Le président d'Hydro-Québec n'ayant même pas daigné répondre à sa demande de renégociation du prix de l'énergie de Churchill Falls, Terre-Neuve a mis sa menace à exécution et déposé une poursuite hier en Cour supérieure du Québec contre la société d'État.

«Nous ne demandons pas une compensation pour les années passées, mais un prix juste pour les années à venir», a résumé hier le président de Nalcor, Ed Martin, lors d'une rencontre avec la presse à Montréal.

Nalcor est la société d'État de Terre-Neuve qui est l'actionnaire majoritaire de Churchill Falls (Labrador) Corporation (CFLCo), la centrale hydroélectrique qui vend toute l'énergie qu'elle produit à Hydro-Québec en vertu d'un contrat signé en 1969 et qui prendra fin en 2041.

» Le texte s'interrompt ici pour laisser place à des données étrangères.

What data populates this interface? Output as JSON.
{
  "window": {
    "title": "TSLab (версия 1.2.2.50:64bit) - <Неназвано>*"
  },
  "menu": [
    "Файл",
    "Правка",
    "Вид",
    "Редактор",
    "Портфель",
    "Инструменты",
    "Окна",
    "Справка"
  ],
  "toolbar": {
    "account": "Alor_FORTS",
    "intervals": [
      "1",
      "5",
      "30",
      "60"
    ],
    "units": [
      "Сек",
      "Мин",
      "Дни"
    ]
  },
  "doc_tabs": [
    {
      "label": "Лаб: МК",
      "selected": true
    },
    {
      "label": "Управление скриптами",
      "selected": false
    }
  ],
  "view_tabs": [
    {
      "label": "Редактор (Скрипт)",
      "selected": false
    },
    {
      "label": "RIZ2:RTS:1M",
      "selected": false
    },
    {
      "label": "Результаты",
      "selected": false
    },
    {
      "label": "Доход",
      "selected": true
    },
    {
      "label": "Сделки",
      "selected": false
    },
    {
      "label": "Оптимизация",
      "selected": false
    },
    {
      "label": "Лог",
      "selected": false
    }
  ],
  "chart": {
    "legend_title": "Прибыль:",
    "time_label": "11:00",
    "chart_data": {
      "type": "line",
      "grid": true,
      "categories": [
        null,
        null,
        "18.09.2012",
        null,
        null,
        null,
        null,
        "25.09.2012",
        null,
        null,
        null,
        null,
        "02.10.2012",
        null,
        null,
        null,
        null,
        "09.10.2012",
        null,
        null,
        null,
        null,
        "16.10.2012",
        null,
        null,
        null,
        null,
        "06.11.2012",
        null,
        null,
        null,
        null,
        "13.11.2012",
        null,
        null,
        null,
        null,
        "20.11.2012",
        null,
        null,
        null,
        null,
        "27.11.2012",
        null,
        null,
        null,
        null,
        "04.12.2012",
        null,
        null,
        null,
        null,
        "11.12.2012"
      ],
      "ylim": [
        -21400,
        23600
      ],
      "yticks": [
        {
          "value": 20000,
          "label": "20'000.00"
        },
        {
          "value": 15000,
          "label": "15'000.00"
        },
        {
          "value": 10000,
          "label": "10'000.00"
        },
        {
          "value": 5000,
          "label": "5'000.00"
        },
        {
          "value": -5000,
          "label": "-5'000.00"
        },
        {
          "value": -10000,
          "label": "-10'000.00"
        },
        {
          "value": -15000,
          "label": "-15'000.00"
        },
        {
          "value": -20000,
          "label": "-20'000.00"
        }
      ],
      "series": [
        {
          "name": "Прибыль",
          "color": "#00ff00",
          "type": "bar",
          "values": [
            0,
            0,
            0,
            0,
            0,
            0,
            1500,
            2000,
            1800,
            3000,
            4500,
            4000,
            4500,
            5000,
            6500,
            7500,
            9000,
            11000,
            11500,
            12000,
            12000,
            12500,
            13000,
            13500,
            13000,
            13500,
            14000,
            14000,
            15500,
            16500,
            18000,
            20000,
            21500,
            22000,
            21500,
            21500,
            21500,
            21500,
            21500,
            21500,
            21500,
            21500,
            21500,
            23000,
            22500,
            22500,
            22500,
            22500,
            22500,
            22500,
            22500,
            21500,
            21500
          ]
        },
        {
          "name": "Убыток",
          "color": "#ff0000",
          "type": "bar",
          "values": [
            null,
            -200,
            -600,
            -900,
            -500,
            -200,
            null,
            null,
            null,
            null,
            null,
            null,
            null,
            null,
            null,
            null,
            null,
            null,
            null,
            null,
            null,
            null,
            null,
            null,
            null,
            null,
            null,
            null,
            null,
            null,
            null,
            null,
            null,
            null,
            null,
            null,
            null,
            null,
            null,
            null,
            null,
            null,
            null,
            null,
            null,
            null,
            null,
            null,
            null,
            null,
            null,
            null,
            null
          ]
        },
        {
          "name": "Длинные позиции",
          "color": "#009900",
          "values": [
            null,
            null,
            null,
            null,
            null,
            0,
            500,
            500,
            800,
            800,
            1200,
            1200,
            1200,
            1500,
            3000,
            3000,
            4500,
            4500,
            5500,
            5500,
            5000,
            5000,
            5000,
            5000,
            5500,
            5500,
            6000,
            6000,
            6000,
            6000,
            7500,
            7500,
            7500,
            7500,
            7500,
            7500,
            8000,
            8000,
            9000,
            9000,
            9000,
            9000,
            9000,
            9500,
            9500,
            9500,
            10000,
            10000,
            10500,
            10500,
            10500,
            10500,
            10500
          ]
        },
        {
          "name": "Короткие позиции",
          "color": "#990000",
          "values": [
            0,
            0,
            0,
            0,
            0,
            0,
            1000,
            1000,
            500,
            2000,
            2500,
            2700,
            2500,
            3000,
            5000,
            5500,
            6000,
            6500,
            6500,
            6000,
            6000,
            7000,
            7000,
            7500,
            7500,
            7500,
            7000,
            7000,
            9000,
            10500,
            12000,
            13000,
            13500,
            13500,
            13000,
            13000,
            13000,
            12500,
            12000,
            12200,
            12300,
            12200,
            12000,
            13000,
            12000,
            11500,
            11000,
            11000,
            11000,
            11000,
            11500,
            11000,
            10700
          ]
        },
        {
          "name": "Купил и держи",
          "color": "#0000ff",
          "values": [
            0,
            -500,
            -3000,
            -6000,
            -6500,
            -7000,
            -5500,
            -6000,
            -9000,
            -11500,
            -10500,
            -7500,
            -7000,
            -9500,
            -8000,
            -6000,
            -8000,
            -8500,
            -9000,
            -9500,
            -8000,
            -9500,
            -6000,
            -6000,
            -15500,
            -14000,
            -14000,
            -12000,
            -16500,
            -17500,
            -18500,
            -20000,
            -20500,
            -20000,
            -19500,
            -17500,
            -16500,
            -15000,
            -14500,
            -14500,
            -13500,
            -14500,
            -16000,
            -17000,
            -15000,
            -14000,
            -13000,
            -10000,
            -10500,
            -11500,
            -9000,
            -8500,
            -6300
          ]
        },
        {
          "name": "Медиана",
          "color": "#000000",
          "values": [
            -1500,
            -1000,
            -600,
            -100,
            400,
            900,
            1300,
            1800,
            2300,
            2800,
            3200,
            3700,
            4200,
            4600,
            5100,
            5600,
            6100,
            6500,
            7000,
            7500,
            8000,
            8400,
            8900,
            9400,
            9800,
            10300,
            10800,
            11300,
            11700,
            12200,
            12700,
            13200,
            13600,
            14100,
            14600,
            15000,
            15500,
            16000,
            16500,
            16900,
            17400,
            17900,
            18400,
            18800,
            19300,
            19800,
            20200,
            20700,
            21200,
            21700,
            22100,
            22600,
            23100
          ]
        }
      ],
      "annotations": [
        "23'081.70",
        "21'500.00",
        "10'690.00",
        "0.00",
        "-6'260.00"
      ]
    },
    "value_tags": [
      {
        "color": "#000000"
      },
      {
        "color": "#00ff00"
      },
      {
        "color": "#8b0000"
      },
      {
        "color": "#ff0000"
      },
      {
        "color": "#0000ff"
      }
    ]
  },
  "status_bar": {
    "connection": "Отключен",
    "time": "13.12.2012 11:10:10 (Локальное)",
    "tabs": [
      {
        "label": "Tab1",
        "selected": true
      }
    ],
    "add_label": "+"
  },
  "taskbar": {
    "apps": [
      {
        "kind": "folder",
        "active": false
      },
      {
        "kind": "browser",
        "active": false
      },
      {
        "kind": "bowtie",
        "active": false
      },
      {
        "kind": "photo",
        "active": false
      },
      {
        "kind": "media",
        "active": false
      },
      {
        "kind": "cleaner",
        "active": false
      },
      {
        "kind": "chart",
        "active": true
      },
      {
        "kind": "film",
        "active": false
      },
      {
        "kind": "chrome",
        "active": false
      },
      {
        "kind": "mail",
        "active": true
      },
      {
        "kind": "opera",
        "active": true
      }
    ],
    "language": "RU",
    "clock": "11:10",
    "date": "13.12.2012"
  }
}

CFLCo soutient que beaucoup de choses ont changé depuis la signature de ce contrat. D'abord, la valeur de l'énergie a augmenté après la crise du pétrole de 1973. Ensuite, CFLCo a maintenant accès à un marché d'exportation étant donné qu'Hydro-Québec a, en principe du moins, ouvert son réseau de transport à la concurrence. Lors de la signature du contrat, en 1960, Hydro-Québec était le seul acheteur possible pour l'énergie de Churchill Falls.

La société d'État a l'intention de contester les prétentions de Terre-Neuve. «Le prix de l'électricité au contrat a été établi en fonction des coûts de réalisation et non de l'évolution des prix du marché, a fait valoir le porte-parole d'Hydro-Québec, Marc-Brian Chamberland. Il a rappelé que lors de la signature du contrat, en 1969, «Hydro-Québec a assumé tous les coûts et tous les risques reliés au projet».

CFLCo demande à la Cour de forcer Hydro à payer plus pour l'électricité de Churchill Falls. Actuellement, Hydro-Québec paye un quart de cent par kilowattheure et ce prix diminuera à un cinquième de cent par kilowattheure lors du renouvellement automatique de l'entente en 2016, pour 25 années supplémentaires. C'est seulement 3% de la valeur réelle de l'énergie sur le marché, souligne Terre-Neuve.

CFLCo propose que le prix payé par Hydro-Québec soit établi chaque année selon le calcul suivant: un tiers du prix chargé par Hydro-Québec à ses clients locaux, plus la moitié du prix chargé aux clients américains.

Si cette formule de fixation du prix de l'énergie de Churchill Falls avait été appliquée en 2008, CFLCo aurait reçu entre 600 et 700 millions d'Hydro-Québec, plutôt que seulement 76 millions.

Une partie de ces revenus supplémentaires seraient récupérés par Hydro-Québec, qui est actionnaire minoritaire de CFLCo avec 34,2% des actions, a souligné hier Ed Martin.

À défaut d'obtenir un meilleur prix pour son électricité, Terre-Neuve demande à la cour d'annuler le contrat conclu en 1969 avec Hydro-Québec.

Même si tous les recours précédents de Terre-Neuve contre Hydro-Québec ont échoué, le président de Nalcor estime que cette ultime tentative a des chances de réussir. Des juristes respectés, comme l'ancien juge de la Cour d'appel Jean-Louis Baudouin et l'ancien professeur de droit de l'université McGill Pierre-Gabriel Jobin, estiment que notre cause est bonne, a expliqué M. Martin.

Deux cabinets, Stikeman Elliott et Irving Mitchell Kalichaman, plaideront la cause de Terre-Neuve.

Selon leurs arguments, le refus d'Hydro-Québec de renégocier le contrat est un abus de droit et une violation de la notion de «bonne foi» contenue dans le Code civil du Québec.

Selon les avocats de Terre-Neuve, la violation de la notion de bonne foi a déjà été reconnue par la Cour suprême du Canada, notamment dans une cause opposant la Banque Nationale et Normand, Réjean, Rolland et Bruno Houle, une famille d'industriels québécois.

Terre-Neuve et Hydro-Québec croisent le fer dans une autre cause, celle de l'accès au réseau de transport d'électricité au Québec. Terre-Neuve voudrait pouvoir y faire transiter l'énergie de son futur projet hydroélectrique du Bas-Churchill jusqu'au marché américain, ce que refuse Hydro.